In Trump's White House, No One Comes out Alive

It’s been a very bad week for Anthony Scaramucci, who, after getting sacked from his marriage, got sacked from his job.

He’s dead even to his alma mater – Harvard law school’s alumni directory, in an erroneous report, apparently declared him deceased.

That his stint in the public eye lasted less than two weeks, though, should be less a punchline than it is edifying. The lesson: there is no worse job than trying to speak for Trump.

Though his entire White House has been full of political upheaval, with jobs changing over and positions going unfilled, it’s not by chance the the role of spokesperson is most fraught.

Under any president it’s a job that requires answering to the public, and if you work for Trump, that means obfuscating all the time. It also means, more than any other single person, and there are plenty within the White House, you’re the fallguy to absorb Trump’s hit.

If anyone could have succeeded in this line of thankless work, it should have been Scaramucci. After all he was in many ways the spitting image of his boss: petty and vain, if endlessly entertaining, a man who loves – above all – the sight of his own face on TV.

Most tellingly, perhaps, he’s loyalty-obsessed but disloyal himself. A strange distinction indeed for a guy who backed any candidate other than Trump as recently as last year, and fundraised for Obama in 2008.

His disloyalty was perhaps on display last week when his wife reportedly left him for being so “hell-bent” on the White House, relentlessly – and opportunistically – courting Trump after his presidential rise. In January he sold his $11m stake in SkyBridge Capital in anticipation of a White House job.
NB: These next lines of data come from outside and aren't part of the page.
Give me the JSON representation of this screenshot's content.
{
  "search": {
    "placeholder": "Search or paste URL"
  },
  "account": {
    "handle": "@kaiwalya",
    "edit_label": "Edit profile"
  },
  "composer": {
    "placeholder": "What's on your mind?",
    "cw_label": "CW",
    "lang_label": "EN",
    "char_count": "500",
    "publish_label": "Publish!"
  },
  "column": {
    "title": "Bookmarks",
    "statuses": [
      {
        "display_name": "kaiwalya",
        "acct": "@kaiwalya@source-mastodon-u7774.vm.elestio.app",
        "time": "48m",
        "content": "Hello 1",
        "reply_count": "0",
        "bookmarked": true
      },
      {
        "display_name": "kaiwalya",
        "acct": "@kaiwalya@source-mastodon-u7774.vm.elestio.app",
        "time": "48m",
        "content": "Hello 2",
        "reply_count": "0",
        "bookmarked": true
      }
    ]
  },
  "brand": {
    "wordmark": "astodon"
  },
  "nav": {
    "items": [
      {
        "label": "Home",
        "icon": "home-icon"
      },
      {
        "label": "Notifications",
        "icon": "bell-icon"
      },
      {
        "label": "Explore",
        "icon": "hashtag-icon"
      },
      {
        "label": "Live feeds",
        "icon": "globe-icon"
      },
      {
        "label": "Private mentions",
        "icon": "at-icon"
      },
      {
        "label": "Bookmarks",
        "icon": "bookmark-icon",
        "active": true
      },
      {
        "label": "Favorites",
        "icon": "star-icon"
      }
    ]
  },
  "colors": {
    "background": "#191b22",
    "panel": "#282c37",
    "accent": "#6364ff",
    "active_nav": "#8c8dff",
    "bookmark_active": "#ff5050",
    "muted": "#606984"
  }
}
Whether the details of the divorce report are true, what’s clear is he was willing to sacrifice everything: family, finance, reputation. It’s the same win-at-all-costs drive we’ve seen displayed repeatedly in Trump.

Then Trump turned around and sacrificed him.

He had been hired, it’s been said, as a tool to hasten the departure of Reince Priebus. And here, the loyalty flip again: though Scaramucci had once described his relationship with Priebus as one of “brothers” upon arriving in the White House, he went on the attack.

Later, he sought to clarify that he and Priebus were like feuding biblical brothers Cain and Abel – but as we now see, in the Trump White House version of the story, no one comes out alive.

The move was said to come at the request of Trump’s new chief of staff, John F Kelly, the latest dummy to buy into Trump’s game. “Mr Scaramucci felt it was best to give chief of staff John Kelly a clean slate and the ability to build his own team,” read a statement from the White House. Whether it was issued by axed spokesman Sean Spicer or current deputy, Sarah Huckabee Sanders, was somewhat comically unclear.

What isn’t is that there will be no clean slates, as the White House seeks to pivot away from turmoil and toward passing its tax cut package: whoever fills his shoes will continue the circus anew before being sacrificed, in an oft-repeated ritual, on Trump’s altar.

For the president has always been willing to betray his political allies without a second thought, even as he demands comic levels of fealty from his underlings.

And having watched the rapid unraveling of the former family man known as Scaramucci, no person in their right mind would take the job now.